根抵当権が設定された不動産を相続することになった場合、戸惑う方も多いのではないでしょうか。
この権利は、一般の抵当権とは異なり、複雑な手続きを伴う場合があります。
相続放棄の選択肢も存在し、状況によっては最善の選択となるケースもあります。
今回は、根抵当権相続の手続きや、それぞれのケースにおける最適な選択について、解説します。
スムーズな相続手続きを進めるための情報を提供しますので、ぜひ最後までお読みください。
根抵当権相続とは何か?基礎知識から解説
根抵当権の基本的な仕組み
根抵当権とは、不動産を担保として、一定の範囲内で不特定の債権を担保する権利です。
あらかじめ決められた金額(極度額)を上限として、何度でも融資を受けたり返済したりできます。
これは、事業資金の調達を繰り返す企業にとって、非常に便利な仕組みです。
住宅ローンなどに使われる一般的な抵当権とは異なり、融資のたびに新たな抵当権を設定する必要がありません。
根抵当権と抵当権の違い
一般的な抵当権は、特定の債権を担保するのに対し、根抵当権は不特定多数の債権を担保します。
そのため、抵当権では、追加融資のたびに新たな抵当権設定が必要ですが、根抵当権では極度額の範囲内であれば何度でも融資を受けられます。
一度設定されると、借入額を返済しても根抵当権自体は消滅せず、残存します。
根抵当権が設定されている不動産を相続した場合の課題
根抵当権が設定された不動産を相続した場合、相続人は債務の状況や今後の資金計画などを考慮した上で、適切な手続きを選択する必要があります。
相続放棄も選択肢の一つですが、全ての財産・債務を放棄することになるので、慎重な判断が必要です。
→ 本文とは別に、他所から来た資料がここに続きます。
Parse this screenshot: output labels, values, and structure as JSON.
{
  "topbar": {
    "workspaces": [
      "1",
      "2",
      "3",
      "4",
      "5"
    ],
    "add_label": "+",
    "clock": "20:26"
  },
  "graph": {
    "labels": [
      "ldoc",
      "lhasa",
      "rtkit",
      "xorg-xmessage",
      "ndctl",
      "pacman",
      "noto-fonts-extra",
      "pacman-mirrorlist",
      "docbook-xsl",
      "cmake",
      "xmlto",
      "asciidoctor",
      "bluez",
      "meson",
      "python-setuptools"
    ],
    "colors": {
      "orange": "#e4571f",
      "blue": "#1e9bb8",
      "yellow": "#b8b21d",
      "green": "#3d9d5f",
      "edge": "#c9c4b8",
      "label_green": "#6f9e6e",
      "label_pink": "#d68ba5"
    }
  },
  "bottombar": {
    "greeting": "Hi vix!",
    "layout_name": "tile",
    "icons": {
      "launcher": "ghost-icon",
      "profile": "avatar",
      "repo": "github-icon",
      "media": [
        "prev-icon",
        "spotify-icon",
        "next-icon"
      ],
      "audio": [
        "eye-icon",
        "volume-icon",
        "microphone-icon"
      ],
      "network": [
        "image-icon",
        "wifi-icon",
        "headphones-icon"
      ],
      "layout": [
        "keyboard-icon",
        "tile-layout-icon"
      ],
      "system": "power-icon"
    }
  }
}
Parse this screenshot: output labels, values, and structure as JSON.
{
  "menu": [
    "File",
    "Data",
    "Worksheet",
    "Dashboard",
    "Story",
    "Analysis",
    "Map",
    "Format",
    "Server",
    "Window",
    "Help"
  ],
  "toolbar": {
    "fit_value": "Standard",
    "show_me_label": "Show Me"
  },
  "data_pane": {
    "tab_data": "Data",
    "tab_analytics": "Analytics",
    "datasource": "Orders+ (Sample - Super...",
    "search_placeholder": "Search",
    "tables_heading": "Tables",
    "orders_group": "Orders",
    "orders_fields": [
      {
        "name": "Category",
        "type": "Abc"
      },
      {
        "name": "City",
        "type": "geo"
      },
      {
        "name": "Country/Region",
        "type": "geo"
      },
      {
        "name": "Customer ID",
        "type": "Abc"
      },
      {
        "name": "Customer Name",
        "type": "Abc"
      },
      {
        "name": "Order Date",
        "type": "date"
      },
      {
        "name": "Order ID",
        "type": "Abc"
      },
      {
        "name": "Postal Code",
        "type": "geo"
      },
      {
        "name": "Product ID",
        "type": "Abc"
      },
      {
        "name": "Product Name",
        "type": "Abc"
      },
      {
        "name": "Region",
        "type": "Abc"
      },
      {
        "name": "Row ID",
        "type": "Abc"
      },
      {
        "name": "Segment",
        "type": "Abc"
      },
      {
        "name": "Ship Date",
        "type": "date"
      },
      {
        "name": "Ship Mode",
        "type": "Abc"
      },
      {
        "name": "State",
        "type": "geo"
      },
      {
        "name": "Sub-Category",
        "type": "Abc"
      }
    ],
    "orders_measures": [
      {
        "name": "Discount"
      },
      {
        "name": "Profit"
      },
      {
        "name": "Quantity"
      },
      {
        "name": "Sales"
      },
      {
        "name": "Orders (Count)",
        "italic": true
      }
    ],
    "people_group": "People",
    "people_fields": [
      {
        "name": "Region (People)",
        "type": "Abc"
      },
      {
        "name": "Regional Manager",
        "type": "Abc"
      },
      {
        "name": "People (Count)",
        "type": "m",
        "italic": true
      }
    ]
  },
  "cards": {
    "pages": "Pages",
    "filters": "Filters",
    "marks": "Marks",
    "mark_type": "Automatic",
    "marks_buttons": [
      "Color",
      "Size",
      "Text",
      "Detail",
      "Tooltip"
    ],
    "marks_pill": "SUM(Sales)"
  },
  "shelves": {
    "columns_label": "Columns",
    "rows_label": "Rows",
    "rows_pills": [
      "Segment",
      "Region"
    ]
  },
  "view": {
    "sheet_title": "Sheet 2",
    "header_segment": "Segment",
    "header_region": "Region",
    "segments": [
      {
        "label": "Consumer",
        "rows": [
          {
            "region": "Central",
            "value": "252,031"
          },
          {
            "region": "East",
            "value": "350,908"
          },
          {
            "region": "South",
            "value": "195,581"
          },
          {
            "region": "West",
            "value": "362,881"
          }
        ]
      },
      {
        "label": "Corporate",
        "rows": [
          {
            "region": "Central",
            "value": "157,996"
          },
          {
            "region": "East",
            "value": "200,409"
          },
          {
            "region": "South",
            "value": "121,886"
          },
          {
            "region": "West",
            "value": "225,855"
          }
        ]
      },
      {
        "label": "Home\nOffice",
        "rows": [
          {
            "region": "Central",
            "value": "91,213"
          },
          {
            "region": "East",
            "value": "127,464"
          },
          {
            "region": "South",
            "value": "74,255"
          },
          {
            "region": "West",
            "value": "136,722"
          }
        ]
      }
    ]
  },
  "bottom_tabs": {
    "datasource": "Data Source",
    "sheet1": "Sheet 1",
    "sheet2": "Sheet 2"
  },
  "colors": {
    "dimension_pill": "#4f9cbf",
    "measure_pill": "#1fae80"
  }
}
また、手続きには期限が設けられている場合があり、期限内に適切な手続きを完了させることが重要です。
根抵当権相続の手続きと選択肢
相続放棄を検討すべきケース
相続財産の負債(借金)が、プラスの財産を上回る場合、相続放棄が適切な選択肢となる可能性があります。
相続放棄は、相続開始を知った日から3ヶ月以内に行う必要があります。
ただし、相続放棄は、プラスの財産も放棄することを意味するので、慎重な検討が必要です。
財産状況を把握し、専門家への相談が不可欠です。
根抵当権を維持する場合の手続き
被相続人の事業を相続人が継承する場合など、継続して資金調達が必要な場合、根抵当権を維持することが有効です。
この場合、相続開始後6ヶ月以内に、相続人への所有権移転登記、相続人全員を債務者とする根抵当権の債務者変更登記、指定債務者の合意の登記を行う必要があります。
期限内に手続きを完了させることが重要です。
手続きは複雑なため、専門家への依頼が推奨されます。
根抵当権を抹消する場合の手続き
事業承継をしない場合や、不動産売却を検討する場合などは、根抵当権の抹消が必要になります。
まず、相続開始後6ヶ月以内に債権者との合意がない場合は、自動的に元本が確定します。
その後、債務を完済することで根抵当権の抹消登記を行うことができます。
抹消登記には必要な書類が多く、専門家への依頼が効率的です。
元本確定とその後
根抵当権の債務を完済する前に、まず元本を確定させる必要があります。
相続開始後6ヶ月以内に債権者との合意がない場合、相続開始時に元本が確定したものとみなされます。
元本確定後、債務を完済すれば根抵当権を抹消できます。
元本確定は、根抵当権を抵当権に変更する手続きです。
まとめ
根抵当権が設定された不動産を相続する際には、相続放棄、根抵当権の維持、根抵当権の抹消など、複数の選択肢があります。
それぞれの選択肢には、期限や必要な手続きが異なるため、相続財産の状況を正確に把握し、専門家の助言を得ながら、最適な選択をすることが重要です。
期限を守り、適切な手続きを行うことで、スムーズな相続手続きを進めることができます。
不明な点や不安な点がある場合は、すぐに専門家にご相談ください。
早めの対応が、円滑な相続に繋がります。